In "Twenty-Two Titles Tell a Tale," Ong paints a picture of readers of twentieth-century literary fiction as people who believe they are not sentimentalists (like readers of eighteenth and nineteenth-century novels or consumers of twentieth-century popular fiction were). Once Ong establishes this scenario, he argues that in fact, twentieth-century readers of literary fiction are as sentimental as anyone else, an argument he supports with an informal, light-hearted analysis of new book titles from an unidentified magazine with "cultural appeal."

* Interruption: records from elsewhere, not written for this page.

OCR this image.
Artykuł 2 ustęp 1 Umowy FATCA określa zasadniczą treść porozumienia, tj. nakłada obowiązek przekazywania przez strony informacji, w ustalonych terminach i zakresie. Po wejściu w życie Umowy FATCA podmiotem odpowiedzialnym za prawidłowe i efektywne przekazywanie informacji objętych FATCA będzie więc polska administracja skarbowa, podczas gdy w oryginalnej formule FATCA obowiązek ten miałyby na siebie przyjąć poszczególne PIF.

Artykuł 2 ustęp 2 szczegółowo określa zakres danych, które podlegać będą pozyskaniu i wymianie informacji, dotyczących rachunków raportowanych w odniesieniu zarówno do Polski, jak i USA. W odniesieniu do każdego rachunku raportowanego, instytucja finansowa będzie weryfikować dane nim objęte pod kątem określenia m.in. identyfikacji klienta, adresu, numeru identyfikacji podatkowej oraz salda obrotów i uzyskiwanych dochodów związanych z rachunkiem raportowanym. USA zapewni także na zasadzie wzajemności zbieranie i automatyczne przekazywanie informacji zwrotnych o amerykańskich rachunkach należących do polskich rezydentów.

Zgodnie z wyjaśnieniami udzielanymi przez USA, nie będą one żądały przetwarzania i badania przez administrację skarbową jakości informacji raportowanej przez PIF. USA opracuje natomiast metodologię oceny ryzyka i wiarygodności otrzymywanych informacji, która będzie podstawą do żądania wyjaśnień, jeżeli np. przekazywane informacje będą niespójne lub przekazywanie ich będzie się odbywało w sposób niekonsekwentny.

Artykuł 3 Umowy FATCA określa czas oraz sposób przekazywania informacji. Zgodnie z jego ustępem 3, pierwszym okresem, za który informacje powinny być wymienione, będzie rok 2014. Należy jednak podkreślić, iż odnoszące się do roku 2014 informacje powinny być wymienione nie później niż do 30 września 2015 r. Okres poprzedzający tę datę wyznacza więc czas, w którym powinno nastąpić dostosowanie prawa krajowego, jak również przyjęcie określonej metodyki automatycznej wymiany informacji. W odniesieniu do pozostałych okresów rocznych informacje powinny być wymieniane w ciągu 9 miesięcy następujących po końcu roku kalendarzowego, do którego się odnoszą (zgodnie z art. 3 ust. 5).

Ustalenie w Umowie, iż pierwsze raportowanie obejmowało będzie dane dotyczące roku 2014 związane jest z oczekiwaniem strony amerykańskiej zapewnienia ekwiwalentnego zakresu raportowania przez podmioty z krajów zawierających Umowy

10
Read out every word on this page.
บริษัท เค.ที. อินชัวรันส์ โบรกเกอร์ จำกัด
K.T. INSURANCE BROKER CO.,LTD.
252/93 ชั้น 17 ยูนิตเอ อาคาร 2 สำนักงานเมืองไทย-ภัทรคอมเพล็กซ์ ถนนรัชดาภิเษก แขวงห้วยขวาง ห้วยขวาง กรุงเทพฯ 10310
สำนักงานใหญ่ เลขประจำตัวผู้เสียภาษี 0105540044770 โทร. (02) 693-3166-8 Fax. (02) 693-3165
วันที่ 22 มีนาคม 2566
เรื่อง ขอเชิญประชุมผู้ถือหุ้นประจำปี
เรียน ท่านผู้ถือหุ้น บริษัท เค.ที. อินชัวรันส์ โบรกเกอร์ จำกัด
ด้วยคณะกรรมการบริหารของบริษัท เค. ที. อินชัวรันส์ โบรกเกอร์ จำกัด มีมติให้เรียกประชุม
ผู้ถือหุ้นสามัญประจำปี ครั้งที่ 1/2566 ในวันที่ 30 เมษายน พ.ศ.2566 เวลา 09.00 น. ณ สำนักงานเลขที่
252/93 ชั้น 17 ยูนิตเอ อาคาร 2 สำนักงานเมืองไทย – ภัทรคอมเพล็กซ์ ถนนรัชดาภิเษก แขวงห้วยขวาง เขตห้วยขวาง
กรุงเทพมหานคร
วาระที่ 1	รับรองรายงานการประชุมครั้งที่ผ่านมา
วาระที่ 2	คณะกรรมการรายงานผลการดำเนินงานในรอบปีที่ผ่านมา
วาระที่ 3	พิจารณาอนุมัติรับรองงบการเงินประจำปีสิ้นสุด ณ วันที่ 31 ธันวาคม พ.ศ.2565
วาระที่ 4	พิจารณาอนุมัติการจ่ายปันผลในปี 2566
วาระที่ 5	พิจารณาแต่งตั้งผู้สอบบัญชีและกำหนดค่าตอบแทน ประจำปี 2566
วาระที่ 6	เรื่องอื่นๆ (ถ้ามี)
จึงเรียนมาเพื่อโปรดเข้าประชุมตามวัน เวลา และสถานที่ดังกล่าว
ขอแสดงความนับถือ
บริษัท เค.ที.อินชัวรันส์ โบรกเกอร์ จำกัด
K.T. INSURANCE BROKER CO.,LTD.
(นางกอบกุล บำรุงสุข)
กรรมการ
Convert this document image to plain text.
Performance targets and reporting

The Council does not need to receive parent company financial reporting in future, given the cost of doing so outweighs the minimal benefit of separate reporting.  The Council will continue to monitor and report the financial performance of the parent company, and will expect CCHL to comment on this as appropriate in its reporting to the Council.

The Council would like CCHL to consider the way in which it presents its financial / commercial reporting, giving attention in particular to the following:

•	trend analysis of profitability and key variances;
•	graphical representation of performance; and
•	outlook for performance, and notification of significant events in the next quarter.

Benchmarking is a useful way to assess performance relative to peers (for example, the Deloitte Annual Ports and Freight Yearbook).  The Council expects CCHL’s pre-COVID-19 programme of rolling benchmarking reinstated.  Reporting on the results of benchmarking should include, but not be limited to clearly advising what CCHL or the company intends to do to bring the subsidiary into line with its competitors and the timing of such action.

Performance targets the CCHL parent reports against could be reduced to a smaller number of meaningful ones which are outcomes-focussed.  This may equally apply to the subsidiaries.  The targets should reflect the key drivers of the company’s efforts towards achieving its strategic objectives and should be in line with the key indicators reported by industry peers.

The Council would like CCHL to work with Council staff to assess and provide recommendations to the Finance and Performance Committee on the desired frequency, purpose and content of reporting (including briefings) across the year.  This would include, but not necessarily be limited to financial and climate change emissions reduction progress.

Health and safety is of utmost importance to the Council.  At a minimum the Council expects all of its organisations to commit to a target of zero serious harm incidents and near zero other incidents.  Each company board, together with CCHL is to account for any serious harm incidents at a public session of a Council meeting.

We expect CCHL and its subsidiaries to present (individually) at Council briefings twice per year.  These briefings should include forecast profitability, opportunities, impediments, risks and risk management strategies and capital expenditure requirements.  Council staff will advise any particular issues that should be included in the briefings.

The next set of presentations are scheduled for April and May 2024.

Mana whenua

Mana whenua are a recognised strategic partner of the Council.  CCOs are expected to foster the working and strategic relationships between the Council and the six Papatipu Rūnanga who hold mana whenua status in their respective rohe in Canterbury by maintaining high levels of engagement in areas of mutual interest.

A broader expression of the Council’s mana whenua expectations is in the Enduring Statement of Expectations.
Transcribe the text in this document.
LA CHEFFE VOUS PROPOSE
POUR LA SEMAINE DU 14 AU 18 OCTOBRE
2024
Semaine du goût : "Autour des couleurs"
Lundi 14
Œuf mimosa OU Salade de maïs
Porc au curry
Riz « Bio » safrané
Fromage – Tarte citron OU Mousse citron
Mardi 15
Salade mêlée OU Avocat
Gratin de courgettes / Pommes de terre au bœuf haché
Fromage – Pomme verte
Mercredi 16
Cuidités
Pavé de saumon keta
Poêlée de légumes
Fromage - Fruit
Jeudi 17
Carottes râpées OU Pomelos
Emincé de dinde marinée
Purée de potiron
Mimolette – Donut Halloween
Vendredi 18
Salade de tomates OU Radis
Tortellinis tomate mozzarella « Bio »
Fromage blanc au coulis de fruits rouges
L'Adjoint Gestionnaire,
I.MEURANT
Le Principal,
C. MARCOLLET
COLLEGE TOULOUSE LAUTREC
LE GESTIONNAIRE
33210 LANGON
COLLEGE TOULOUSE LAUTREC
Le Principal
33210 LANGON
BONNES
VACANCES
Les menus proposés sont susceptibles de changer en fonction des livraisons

In the twenty-two book titles gleaned from this unidentified magazine, Ong reveals a predominant rhythmic pattern which translates very easily into what might be characterized as sentimental poetic verse (akin to the writing of Swinburne), and Ong even forms poems from these titles to make his point. Then, he attributes the use of "pretty titles," which sound as though they are lifted from the most philosophical passage of the novel, to the literary world's keen interest in profits. The tendency to use "pretty titles" to sell books, Ong concludes, is a sign that the twentieth century is not, perhaps, as "virile" as most assume.
Ong's conclusion about the concern over virility in the twentieth century
seems, to the contemporary reader, especially revealing of the time in
which the article was written: at the beginning of the Second World
War. And looking at the articles Ong wrote for America as
a whole, these early writings reflect Ong's interest in cultural identity,
particularly what it meant to be American in the 1940s.